Preventing “stupid” people from voting is subjective and elitist; preventing “brainwashable” people from voting is arbitrary; preventing “short-sighted” people from voting is subjective and elitist, and the same for “uninformed” people. We come to the category of persons with severe mental handicaps, be their brain underdeveloped from the normal process of youth, or injury, or various congenital neurodiversities. Regrettably, at first glance it seems reasonable to prevent people with severe mental defects from voting. Because, it is thought, they really can’t know their interests, and if they are to have a voting right, it should be placed in a benefactor who is familiar with their genuine interests. But now, this still feels like elitism, and it doesn’t even touch on the problem of how to gauge this mental defect — it seems all too easy for tests to impose a sort of subjective bias.
Indeed, there is evidence that this is what happens. Laws which assign voting rights to guardians are too crude to discriminate between mental disabilities which prevent voting and other miscellaneous mental problems, and make it overly burdensome to exercise voting rights even if one is competent. It is hard to see how disenfranchising populations can be done on objective grounds. If we extended suffrage from its initial minority group to all other human beings above the age of eighteen, the fact that we prolong extending it to children is only a function of elitism, and consequently it is undemocratic.
To clarify, I don’t think it is “ageist” to oppose extending the vote to children, in the way that it is sexist to restrict the vote for women. Just because the categories are blurry doesn’t mean there aren’t substantial differences, on average, between children and adults. But our reasoning is crude. We are not anti-children’s suffrage because of the category “children,” but because of the collective disjunction of characteristics we associate underneath this umbrella. It seems like Americans would just as easily disenfranchise even larger portions of the population, were we able to pass it off as democratic in the way that it has been normalized for children.
Further, it is not impossible to extend absolute suffrage. Children so young that they literally cannot vote — infants — could have their new voting rights bestowed upon their caretakers, since insofar as infants have interests, they almost certainly align with their daily providers. This results in parents having an additional vote per child which transfers to their children whenever they request them in court. (Again, I’m not endorsing this policy, just pointing out that it is possible.) The undemocratic and elitist nature of a voting age cannot be dismissed on the grounds that universal suffrage is “impossible.”
It is still perfectly fine to say “Well, I don’t want the boobgeoisie voting about what I can do anyway, so a fortiori I oppose children’s suffrage,” because this argument asserts some autocracy anyway (so long as we assume voting as an institutional background). The point is that the reason Americans oppose enfranchising children is because of elitism, and that the disenfranchising of children is undemocratic.

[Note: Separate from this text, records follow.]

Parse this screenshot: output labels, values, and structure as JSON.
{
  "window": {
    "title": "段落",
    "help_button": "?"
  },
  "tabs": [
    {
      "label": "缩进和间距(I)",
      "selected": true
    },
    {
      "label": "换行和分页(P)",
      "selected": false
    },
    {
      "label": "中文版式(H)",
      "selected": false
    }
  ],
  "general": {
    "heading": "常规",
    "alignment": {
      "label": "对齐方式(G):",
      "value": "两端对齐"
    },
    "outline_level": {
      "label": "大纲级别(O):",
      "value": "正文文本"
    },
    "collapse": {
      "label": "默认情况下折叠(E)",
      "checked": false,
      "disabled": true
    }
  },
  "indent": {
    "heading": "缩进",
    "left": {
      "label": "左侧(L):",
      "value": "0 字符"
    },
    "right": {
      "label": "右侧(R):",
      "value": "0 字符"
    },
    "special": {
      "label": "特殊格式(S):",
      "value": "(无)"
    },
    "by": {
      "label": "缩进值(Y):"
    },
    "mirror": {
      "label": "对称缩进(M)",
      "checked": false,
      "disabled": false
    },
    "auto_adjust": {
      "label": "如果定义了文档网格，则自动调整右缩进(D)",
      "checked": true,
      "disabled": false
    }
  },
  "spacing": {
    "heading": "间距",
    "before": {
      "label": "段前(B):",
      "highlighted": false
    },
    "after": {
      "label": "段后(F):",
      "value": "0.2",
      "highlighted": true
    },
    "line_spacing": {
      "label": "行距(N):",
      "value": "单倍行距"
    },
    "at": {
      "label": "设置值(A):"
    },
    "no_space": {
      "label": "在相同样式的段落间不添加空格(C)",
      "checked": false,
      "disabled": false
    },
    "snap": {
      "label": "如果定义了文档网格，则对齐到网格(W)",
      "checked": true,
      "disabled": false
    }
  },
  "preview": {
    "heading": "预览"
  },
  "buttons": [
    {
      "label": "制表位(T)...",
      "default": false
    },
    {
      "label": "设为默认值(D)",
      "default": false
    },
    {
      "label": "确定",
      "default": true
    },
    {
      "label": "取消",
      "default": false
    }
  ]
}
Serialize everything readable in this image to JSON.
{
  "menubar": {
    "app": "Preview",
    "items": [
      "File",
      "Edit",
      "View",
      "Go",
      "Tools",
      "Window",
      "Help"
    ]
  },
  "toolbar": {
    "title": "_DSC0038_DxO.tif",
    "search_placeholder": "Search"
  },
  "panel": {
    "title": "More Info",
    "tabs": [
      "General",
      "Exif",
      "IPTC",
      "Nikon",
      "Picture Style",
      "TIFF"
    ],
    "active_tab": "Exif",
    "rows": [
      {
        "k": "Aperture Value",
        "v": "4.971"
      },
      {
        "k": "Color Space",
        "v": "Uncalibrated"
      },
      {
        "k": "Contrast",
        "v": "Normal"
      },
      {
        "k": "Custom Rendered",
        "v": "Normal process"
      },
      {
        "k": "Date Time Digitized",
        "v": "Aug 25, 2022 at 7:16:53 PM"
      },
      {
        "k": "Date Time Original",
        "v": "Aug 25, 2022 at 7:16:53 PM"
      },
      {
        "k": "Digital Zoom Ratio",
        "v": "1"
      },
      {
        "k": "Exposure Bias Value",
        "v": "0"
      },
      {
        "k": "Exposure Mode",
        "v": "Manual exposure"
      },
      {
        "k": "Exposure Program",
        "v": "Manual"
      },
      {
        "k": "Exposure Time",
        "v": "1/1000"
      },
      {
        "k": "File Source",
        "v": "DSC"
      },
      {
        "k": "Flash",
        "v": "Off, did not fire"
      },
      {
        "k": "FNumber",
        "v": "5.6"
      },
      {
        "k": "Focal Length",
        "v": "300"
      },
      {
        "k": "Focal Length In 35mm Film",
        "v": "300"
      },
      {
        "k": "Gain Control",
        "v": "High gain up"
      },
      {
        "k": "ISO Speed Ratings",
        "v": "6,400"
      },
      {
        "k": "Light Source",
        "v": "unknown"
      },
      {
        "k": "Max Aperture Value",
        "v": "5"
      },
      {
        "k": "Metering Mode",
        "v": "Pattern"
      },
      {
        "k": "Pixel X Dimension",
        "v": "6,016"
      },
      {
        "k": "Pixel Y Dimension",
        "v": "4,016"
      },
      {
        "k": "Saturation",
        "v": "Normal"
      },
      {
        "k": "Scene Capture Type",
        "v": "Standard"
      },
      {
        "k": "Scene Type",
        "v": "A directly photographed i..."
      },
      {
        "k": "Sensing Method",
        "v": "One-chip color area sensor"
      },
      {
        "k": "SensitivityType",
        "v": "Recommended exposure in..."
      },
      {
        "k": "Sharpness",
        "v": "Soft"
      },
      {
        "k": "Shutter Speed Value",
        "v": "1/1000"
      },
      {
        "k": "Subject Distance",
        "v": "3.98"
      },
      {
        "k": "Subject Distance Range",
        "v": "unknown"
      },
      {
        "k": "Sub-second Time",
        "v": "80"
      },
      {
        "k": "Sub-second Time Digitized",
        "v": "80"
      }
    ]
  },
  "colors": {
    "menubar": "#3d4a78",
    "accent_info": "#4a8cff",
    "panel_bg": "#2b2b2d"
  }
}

In How Democratic is the American Constitution? the closest Robert Dahl gets to discussing children is adding the Twenty-Six Amendment to the march for democratic progress, stating that lowering the voting age to eighteen made our electorate more inclusive (p. 28). I fail to see why lowering it even further would not also qualify as making us more inclusive.
In conclusion, our system is not democratic at all,
Because a person’s a person no matter how small.